Residual Correction in Real-Time Traffic Forecasting
- URL: http://arxiv.org/abs/2209.05406v1
- Date: Mon, 12 Sep 2022 16:57:25 GMT
- Title: Residual Correction in Real-Time Traffic Forecasting
- Authors: Daejin Kim, Youngin Cho, Dongmin Kim, Cheonbok Park, Jaegul Choo
- Abstract summary: Deep-learning-based traffic forecasting models still fail in certain patterns, mainly in event situations.
We introduce ResCAL, a residual estimation module for traffic forecasting.
Our ResCAL calibrates the prediction of the existing models in real time by estimating future errors using previous errors and graph signals.

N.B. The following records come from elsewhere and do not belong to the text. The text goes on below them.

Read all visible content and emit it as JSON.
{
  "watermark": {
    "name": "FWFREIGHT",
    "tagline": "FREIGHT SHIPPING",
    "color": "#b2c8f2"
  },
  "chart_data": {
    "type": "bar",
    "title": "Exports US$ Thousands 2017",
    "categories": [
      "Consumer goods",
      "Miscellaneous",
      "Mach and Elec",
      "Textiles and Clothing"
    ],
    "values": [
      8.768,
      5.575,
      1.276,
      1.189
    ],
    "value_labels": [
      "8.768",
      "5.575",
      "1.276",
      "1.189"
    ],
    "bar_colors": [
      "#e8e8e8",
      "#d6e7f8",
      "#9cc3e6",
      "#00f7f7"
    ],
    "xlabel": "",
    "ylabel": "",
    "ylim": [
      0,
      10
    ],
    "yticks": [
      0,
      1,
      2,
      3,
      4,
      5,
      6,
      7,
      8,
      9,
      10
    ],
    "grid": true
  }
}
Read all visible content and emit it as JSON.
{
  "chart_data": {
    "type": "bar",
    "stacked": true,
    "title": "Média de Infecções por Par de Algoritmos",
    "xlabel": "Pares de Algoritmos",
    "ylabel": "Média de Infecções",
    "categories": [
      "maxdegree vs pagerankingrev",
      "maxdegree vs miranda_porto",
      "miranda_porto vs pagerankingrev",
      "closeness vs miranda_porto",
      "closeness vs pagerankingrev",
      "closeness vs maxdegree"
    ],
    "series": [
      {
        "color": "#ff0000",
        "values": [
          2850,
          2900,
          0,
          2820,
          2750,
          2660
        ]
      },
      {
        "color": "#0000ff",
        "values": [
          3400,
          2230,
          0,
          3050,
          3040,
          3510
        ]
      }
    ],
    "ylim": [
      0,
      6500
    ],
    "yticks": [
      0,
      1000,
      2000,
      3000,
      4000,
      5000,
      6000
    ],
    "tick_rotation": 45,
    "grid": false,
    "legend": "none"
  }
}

- Score: 29.93640276427495
- License: http://arxiv.org/licenses/nonexclusive-distrib/1.0/
- Abstract: Predicting traffic conditions is tremendously challenging since every road is
highly dependent on each other, both spatially and temporally. Recently, to
capture this spatial and temporal dependency, specially designed architectures
such as graph convolutional networks and temporal convolutional networks have
been introduced. While there has been remarkable progress in traffic
forecasting, we found that deep-learning-based traffic forecasting models still
fail in certain patterns, mainly in event situations (e.g., rapid speed drops).
Although it is commonly accepted that these failures are due to unpredictable
noise, we found that these failures can be corrected by considering previous
failures. Specifically, we observe autocorrelated errors in these failures,
which indicates that some predictable information remains. In this study, to
capture the correlation of errors, we introduce ResCAL, a residual estimation
module for traffic forecasting, as a widely applicable add-on module to
existing traffic forecasting models. Our ResCAL calibrates the prediction of
the existing models in real time by estimating future errors using previous
errors and graph signals. Extensive experiments on METR-LA and PEMS-BAY
demonstrate that our ResCAL can correctly capture the correlation of errors and
correct the failures of various traffic forecasting models in event situations.